Smoking and subsequent human papillomavirus infection: a mediation analysis

Abstract

Purpose

Smoking is an established risk factor for a human papillomavirus (HPV) infection advancing to cervical precancer and cancer, but its role earlier in the natural history is less clear. Smoking is inversely associated with possessing HPV antibodies from a past infection suggesting that smoking may influence acquiring subsequent infections.

Methods

In a cohort of 1976 U.S. women, we evaluate whether reduced antibodies to HPV-16 is a mechanism for smoking's role on acquiring a subsequent HPV-16 infection, through the analytic technique of causal mediation analysis. We posit a causal model and estimate two counterfactually defined effects: a smoking impaired antibody-mediated indirect effect and a nonmediated direct effect representing all other potential mechanisms of smoking.

Results

Compared to never smokers, current smokers had increased odds of HPV-16 infection by the antibody-mediated indirect effect (odds ratio [OR] = 1.29; 95% confidence interval [CI]: 1.11, 1.73); the estimated direct effect was very imprecise (OR = 0.57; 95% CI, 0.26–1.13). We observed a stronger estimated indirect effect among women who smoked at least half a pack of cigarettes daily (OR = 1.61, 95% CI, 1.27–2.15) than among women who smoked less than that threshold (OR = 1.09; 95% CI, 0.94–1.44).

Conclusions

This is the first study to directly test the mechanism underlying smoking as an HPV cofactor. The results support current smoking as a risk factor earlier in the natural history of HPV and are consistent with the hypothesis that smoking increases the risk of a subsequent infection by reducing immunity.

Introduction

Human papillomavirus (HPV) infections are commonly acquired shortly after sexual initiation and are the necessary cause of cervical carcinogenesis [1]. Most infections are cleared within 1–2 years, but some persist. Women with a persistent carcinogenic HPV infection are at risk of developing precancerous lesions that may progress to cervical cancer [1], [2]. Some infected women will develop antibodies, which could protect against a subsequent infection by that HPV type [3], [4], [5], [6].

Risk factors are associated with acquiring antibodies from an HPV infection. Greater sexual activity increases a woman's exposure to HPV and thus her opportunity to develop antibodies [7], [8]. Other factors, such as smoking, may impair a woman's antibody response [9], [10], [11]. For smoking, a diminished antibody response could be a consequence of an impaired immune system. Smoking affects both the cellular and humoral immune response; it can reduce cytokines, natural killer cells, and immunoglobulins [12]. Impairing the cellular response could lead to a persistent infection by inadequate clearance of HPV, while impairing the humoral response could lead to a subsequent infection by inadequate antibody protection. Despite smoking being associated with a lower natural antibody response, it is unclear whether it results in an increased risk of subsequent HPV infection.
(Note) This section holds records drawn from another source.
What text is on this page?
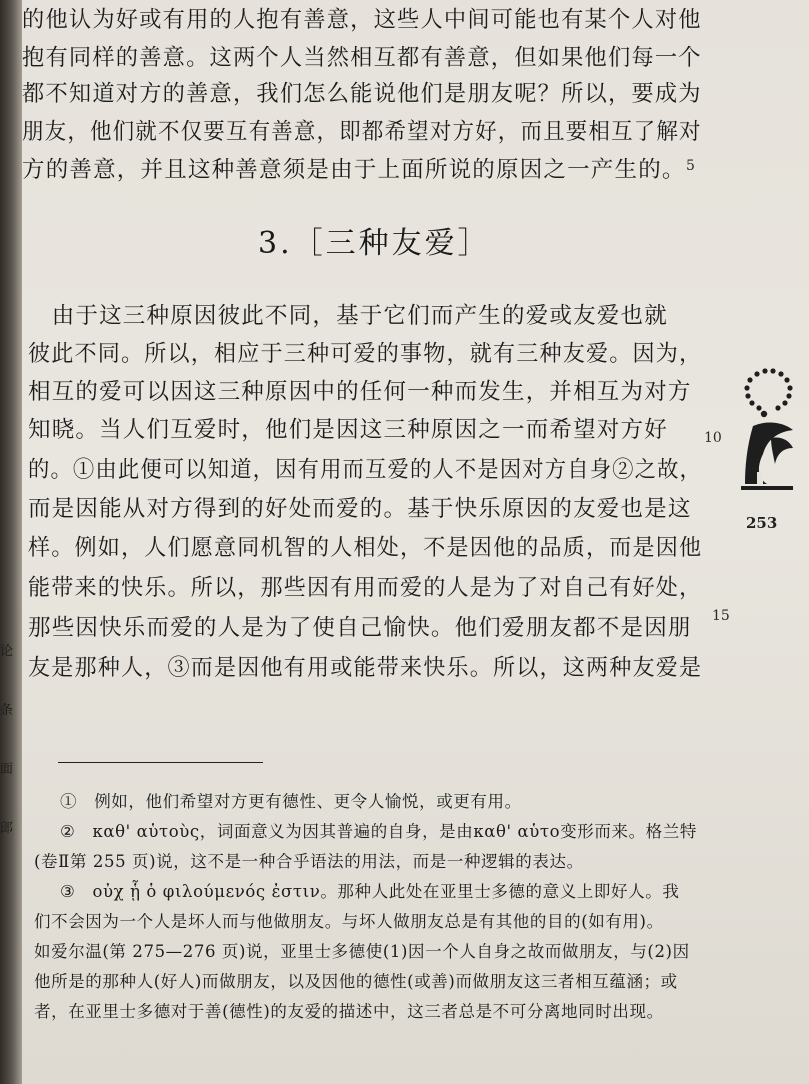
论
条
面
郎
的他认为好或有用的人抱有善意，这些人中间可能也有某个人对他
抱有同样的善意。这两个人当然相互都有善意，但如果他们每一个
都不知道对方的善意，我们怎么能说他们是朋友呢？所以，要成为
朋友，他们就不仅要互有善意，即都希望对方好，而且要相互了解对
方的善意，并且这种善意须是由于上面所说的原因之一产生的。 5
3.［三种友爱］
　由于这三种原因彼此不同，基于它们而产生的爱或友爱也就
彼此不同。所以，相应于三种可爱的事物，就有三种友爱。因为，
相互的爱可以因这三种原因中的任何一种而发生，并相互为对方
知晓。当人们互爱时，他们是因这三种原因之一而希望对方好
的。①由此便可以知道，因有用而互爱的人不是因对方自身②之故，
而是因能从对方得到的好处而爱的。基于快乐原因的友爱也是这
样。例如，人们愿意同机智的人相处，不是因他的品质，而是因他
能带来的快乐。所以，那些因有用而爱的人是为了对自己有好处，
那些因快乐而爱的人是为了使自己愉快。他们爱朋友都不是因朋
友是那种人，③而是因他有用或能带来快乐。所以，这两种友爱是
10
15
253
①　例如，他们希望对方更有德性、更令人愉悦，或更有用。
②　καθ' αὑτοὺς，词面意义为因其普遍的自身，是由καθ' αὑτο变形而来。格兰特
(卷Ⅱ第 255 页)说，这不是一种合乎语法的用法，而是一种逻辑的表达。
③　οὐχ ᾗ ὁ φιλούμενός ἐστιν。那种人此处在亚里士多德的意义上即好人。我
们不会因为一个人是坏人而与他做朋友。与坏人做朋友总是有其他的目的(如有用)。
如爱尔温(第 275—276 页)说，亚里士多德使(1)因一个人自身之故而做朋友，与(2)因
他所是的那种人(好人)而做朋友，以及因他的德性(或善)而做朋友这三者相互蕴涵；或
者，在亚里士多德对于善(德性)的友爱的描述中，这三者总是不可分离地同时出现。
To directly test that causal mechanistic research question in human subjects requires an analytic technique called mediation analysis.
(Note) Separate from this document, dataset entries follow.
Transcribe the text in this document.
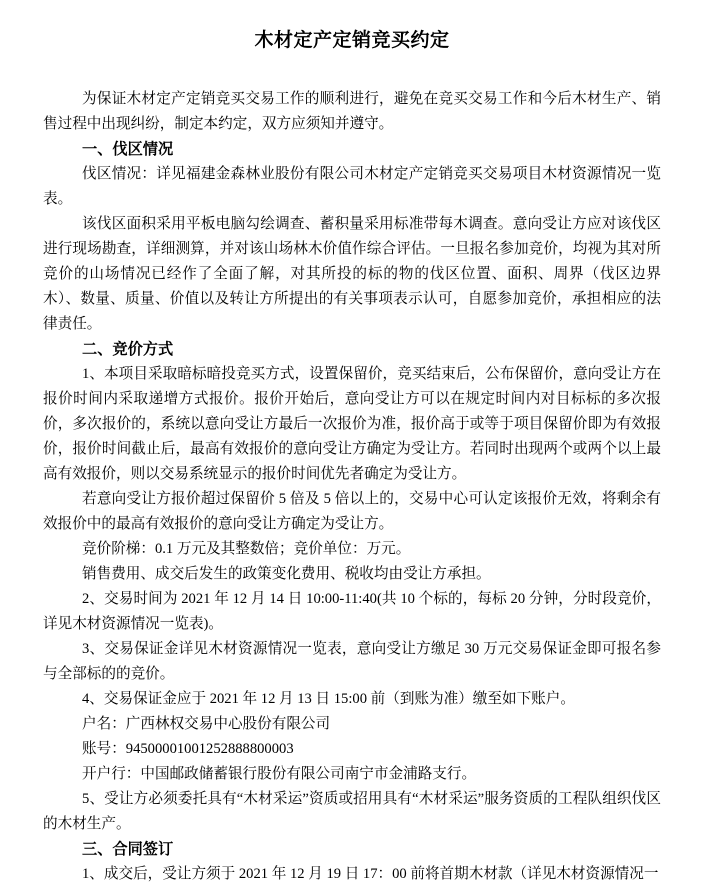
木材定产定销竞买约定

为保证木材定产定销竞买交易工作的顺利进行，避免在竞买交易工作和今后木材生产、销售过程中出现纠纷，制定本约定，双方应须知并遵守。

一、伐区情况

伐区情况：详见福建金森林业股份有限公司木材定产定销竞买交易项目木材资源情况一览表。

该伐区面积采用平板电脑勾绘调查、蓄积量采用标准带每木调查。意向受让方应对该伐区进行现场勘查，详细测算，并对该山场林木价值作综合评估。一旦报名参加竞价，均视为其对所竞价的山场情况已经作了全面了解，对其所投的标的物的伐区位置、面积、周界（伐区边界木）、数量、质量、价值以及转让方所提出的有关事项表示认可，自愿参加竞价，承担相应的法律责任。

二、竞价方式

1、本项目采取暗标暗投竞买方式，设置保留价，竞买结束后，公布保留价，意向受让方在报价时间内采取递增方式报价。报价开始后，意向受让方可以在规定时间内对目标标的多次报价，多次报价的，系统以意向受让方最后一次报价为准，报价高于或等于项目保留价即为有效报价，报价时间截止后，最高有效报价的意向受让方确定为受让方。若同时出现两个或两个以上最高有效报价，则以交易系统显示的报价时间优先者确定为受让方。

若意向受让方报价超过保留价 5 倍及 5 倍以上的，交易中心可认定该报价无效，将剩余有效报价中的最高有效报价的意向受让方确定为受让方。

竞价阶梯：0.1 万元及其整数倍；竞价单位：万元。

销售费用、成交后发生的政策变化费用、税收均由受让方承担。

2、交易时间为 2021 年 12 月 14 日 10:00-11:40(共 10 个标的，每标 20 分钟，分时段竞价，详见木材资源情况一览表)。

3、交易保证金详见木材资源情况一览表，意向受让方缴足 30 万元交易保证金即可报名参与全部标的的竞价。

4、交易保证金应于 2021 年 12 月 13 日 15:00 前（到账为准）缴至如下账户。

户名：广西林权交易中心股份有限公司

账号：94500001001252888800003

开户行：中国邮政储蓄银行股份有限公司南宁市金浦路支行。

5、受让方必须委托具有“木材采运”资质或招用具有“木材采运”服务资质的工程队组织伐区的木材生产。

三、合同签订

1、成交后，受让方须于 2021 年 12 月 19 日 17：00 前将首期木材款（详见木材资源情况一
In a secondary analysis within a large clinical trial, we sought to evaluate the role of smoking and naturally acquired antibodies in subsequent HPV-16 infections. We posit a causal model of smoking, HPV antibodies, and HPV subsequent infection to estimate two causal pathways using mediation analysis: (1) a smoking impaired antibody-mediated pathway; and (2) an alternative nonmediated pathway representing all other potential mechanisms of smoking.